Mavi Marmara’daki İsrail katliamına karşı İsrail’i haklı çıkarmanın adı empati… Mısır’daki demokrasi infazına karşı susup, başını kuma gömmenin adı tarafsızlık… Hem nalına hem mıhına konuşmanın adı siyaset… Mısır’da yaşanan zulmün kabahatini şekere bulayıp Mursi’ye yedirtmenin adı hakkaniyet… Bu olayın perde arkasındaki İsrail’i görmezden gelmenin adı ihtiyat… İsrail’in kuyruğuna basmamak için bin takla atarak, (Müslümanlar yine eleştirir korkusuyla) Mursi için zoraki bir iki cümle kurmanın adı destek…
Zulmün olduğu yerde tarafsızlık olmaz! Ya zulümden yana olursun, ya mazlumdan! Yani lafı dolandırmanın gereği yok! Ya Mursi’den yana olacaksın, ya da bu mübarek ayda katledilen yüzlerce mazluma bakıp “patlamış mısır” diye sevinen canavarlardan…
Namusluca taraf olacaksın, adam olacaksın yani… “Herkes sussa bile biz susmayacağız. Mısır’da millet katlediliyor. Siz milyonlarca Mısırlı’yı katledeceğinizi mi zannediyorsunuz” diye firavunlara ayar çeken Başbakan kadar cesur bir adam!
Zulme karşı sessiz kalmayacaksın! Katliamın kabahatini şekere bulayıp Mursi’ye yedirmeye kalkmayacaksın! Namuslu olacaksın yani! “Ey İslam dünyası! Mısır’da kardeşlerimiz katlediliyor! Mısır’da adalet, hak, vicdan katlediliyor. Peki, bunu ne zaman duyacaksınız? Ne zaman göreceksiniz? Kardeşlerinizin kanı akıtılırken, siz bu zulmü ne zaman fark edeceksiniz” diye haykıran
Başbakan gibi namuslu! Başbakan gibi Müslüman!

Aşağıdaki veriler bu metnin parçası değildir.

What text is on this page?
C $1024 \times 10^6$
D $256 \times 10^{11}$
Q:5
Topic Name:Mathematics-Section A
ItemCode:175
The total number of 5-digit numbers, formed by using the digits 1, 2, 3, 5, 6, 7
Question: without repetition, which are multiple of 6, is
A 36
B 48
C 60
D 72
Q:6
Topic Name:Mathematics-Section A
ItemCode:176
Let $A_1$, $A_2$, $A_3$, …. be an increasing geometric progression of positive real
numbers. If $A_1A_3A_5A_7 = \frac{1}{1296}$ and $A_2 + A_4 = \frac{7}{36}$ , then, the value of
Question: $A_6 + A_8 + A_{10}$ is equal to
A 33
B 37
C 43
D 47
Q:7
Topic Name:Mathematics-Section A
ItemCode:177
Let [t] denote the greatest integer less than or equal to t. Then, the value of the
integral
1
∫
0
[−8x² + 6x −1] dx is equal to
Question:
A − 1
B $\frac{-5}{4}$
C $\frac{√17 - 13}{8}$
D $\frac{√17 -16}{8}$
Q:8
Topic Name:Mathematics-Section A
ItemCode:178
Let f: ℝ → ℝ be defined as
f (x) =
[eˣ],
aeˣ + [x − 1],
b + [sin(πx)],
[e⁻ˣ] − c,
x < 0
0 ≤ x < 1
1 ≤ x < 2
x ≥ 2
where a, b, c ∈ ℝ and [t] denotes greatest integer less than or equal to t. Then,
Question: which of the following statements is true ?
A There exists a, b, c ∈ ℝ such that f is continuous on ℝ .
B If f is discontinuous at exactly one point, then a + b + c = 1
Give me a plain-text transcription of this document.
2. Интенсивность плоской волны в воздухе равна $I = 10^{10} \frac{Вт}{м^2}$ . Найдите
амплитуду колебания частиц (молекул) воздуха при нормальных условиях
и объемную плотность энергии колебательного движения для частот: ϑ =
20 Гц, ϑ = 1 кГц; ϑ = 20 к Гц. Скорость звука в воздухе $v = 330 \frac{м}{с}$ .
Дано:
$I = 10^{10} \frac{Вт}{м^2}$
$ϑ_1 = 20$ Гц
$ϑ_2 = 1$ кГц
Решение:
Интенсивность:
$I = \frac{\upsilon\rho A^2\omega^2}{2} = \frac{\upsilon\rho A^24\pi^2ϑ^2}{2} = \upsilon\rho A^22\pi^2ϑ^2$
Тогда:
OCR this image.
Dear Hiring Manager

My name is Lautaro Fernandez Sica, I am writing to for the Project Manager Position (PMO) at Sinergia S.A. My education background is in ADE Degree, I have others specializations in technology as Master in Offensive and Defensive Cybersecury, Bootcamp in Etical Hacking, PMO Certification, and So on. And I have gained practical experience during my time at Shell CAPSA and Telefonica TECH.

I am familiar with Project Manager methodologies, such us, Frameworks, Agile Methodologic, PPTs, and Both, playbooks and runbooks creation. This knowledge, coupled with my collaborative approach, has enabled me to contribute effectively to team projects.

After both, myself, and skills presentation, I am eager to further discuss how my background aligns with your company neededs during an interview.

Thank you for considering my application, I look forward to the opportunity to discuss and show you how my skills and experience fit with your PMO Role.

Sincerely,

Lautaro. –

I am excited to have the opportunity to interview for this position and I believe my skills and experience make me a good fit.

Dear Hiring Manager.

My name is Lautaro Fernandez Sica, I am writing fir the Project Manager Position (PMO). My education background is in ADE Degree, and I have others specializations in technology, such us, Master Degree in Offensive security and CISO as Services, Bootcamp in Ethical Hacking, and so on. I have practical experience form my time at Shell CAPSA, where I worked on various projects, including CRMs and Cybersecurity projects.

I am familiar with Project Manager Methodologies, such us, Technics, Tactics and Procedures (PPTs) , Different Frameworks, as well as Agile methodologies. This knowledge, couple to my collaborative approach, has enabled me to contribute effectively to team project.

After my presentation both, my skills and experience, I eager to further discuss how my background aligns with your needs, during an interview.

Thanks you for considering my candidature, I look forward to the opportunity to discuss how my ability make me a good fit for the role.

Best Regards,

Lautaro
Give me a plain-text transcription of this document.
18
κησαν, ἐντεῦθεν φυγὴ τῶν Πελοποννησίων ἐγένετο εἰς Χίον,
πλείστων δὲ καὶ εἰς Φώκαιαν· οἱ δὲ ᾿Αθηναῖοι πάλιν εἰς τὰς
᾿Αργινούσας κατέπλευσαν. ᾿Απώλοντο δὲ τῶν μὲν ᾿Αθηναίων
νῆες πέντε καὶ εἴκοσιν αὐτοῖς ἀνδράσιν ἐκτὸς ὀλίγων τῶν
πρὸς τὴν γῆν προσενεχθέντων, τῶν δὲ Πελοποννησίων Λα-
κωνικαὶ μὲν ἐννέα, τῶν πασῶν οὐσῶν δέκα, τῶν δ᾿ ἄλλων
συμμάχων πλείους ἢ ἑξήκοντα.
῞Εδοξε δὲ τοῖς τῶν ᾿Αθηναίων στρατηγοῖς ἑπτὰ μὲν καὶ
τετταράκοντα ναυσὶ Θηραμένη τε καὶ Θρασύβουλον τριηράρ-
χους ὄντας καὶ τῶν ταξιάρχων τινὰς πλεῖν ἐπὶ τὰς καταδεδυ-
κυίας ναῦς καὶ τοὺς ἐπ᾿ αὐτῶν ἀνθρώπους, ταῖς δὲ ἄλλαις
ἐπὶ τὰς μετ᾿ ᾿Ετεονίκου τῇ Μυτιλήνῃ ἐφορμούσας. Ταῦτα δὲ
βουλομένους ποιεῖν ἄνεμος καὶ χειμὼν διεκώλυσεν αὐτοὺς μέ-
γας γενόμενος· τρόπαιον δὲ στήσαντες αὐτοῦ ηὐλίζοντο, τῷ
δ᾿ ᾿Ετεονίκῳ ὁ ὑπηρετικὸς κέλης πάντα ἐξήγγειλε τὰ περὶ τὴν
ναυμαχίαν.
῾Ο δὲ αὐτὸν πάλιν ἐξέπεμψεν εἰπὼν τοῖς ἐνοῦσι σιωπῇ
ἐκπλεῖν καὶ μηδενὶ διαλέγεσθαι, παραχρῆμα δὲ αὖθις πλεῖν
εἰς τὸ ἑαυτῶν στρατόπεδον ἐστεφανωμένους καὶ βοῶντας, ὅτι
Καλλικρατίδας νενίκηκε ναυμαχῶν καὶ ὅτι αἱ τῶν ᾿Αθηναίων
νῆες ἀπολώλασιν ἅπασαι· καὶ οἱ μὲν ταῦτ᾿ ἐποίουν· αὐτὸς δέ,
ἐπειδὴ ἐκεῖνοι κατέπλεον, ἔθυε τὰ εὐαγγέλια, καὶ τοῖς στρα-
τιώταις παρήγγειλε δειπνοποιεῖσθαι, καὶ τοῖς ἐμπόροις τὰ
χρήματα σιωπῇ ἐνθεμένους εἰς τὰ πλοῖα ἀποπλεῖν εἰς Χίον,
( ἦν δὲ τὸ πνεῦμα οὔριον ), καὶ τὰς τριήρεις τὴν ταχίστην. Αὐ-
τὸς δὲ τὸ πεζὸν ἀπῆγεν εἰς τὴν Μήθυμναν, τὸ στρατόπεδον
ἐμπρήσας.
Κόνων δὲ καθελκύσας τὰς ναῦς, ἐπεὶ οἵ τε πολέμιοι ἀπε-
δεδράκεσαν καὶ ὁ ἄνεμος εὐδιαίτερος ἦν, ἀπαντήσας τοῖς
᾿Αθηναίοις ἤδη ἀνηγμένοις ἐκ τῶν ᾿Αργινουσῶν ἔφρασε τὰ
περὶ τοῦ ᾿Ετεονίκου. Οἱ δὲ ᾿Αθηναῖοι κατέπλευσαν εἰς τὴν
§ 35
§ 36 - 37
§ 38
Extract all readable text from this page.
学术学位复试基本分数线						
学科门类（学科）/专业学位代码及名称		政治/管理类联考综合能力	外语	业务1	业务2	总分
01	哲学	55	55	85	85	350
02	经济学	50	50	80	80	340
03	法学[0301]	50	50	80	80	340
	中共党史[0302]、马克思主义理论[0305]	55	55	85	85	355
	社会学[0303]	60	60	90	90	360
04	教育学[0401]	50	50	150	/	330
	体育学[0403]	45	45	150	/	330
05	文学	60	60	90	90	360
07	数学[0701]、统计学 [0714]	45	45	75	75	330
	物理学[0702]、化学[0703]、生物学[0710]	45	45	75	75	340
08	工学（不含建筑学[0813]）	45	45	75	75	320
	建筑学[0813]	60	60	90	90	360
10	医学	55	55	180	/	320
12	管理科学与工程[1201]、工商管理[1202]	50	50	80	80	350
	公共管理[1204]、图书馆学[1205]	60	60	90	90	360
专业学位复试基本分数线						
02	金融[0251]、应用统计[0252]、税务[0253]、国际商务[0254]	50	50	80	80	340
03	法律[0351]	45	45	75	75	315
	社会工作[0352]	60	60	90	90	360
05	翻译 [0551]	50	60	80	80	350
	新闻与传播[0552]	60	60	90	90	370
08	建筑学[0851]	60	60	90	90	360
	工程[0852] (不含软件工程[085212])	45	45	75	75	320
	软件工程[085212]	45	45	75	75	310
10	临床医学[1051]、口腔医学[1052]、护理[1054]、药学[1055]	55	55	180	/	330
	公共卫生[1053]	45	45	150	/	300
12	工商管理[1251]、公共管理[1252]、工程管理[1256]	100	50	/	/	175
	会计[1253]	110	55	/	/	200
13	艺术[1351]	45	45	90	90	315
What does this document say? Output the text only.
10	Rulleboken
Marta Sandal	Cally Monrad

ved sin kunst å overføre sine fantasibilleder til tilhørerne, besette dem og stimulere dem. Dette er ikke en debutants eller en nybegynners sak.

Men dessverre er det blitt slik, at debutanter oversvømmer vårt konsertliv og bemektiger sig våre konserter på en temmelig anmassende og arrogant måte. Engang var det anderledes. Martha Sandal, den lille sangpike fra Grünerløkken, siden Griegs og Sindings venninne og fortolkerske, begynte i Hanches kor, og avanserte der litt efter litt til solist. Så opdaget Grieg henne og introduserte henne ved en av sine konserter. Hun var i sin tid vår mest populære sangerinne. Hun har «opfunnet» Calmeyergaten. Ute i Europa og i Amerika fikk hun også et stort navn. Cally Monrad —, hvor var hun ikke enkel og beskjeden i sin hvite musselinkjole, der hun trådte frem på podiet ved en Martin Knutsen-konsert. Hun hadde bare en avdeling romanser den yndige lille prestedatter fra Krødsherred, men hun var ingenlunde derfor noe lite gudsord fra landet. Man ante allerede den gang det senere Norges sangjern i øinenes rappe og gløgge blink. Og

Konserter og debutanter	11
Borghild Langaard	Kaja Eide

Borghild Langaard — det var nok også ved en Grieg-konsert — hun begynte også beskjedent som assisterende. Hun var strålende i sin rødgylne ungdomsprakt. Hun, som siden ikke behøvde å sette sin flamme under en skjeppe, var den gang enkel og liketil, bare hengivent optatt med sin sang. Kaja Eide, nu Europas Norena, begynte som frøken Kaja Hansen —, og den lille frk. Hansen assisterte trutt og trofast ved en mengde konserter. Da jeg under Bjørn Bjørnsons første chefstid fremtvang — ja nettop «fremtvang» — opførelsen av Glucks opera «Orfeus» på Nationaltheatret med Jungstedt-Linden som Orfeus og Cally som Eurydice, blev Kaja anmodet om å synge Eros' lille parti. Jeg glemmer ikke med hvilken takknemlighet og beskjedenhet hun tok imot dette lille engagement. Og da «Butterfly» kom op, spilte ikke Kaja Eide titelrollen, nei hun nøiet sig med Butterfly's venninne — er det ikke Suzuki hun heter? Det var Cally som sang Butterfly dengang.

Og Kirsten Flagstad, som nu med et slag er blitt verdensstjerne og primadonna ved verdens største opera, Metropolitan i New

Verdiğim oy sana helal olsun! Allah senden razı olsun! Zulme karşı dik dur! Sakın ha ödün verme, yanındayız Başbakan!
Son cümlem, Başbakan’ın şahsiyetli Ortadoğu politikasını, şahsiyetsizce eleştiren organik denyolara gelsin, “Zulmün olduğu yerde, tarafsızlık namussuzluktur”- Cemil Meriç!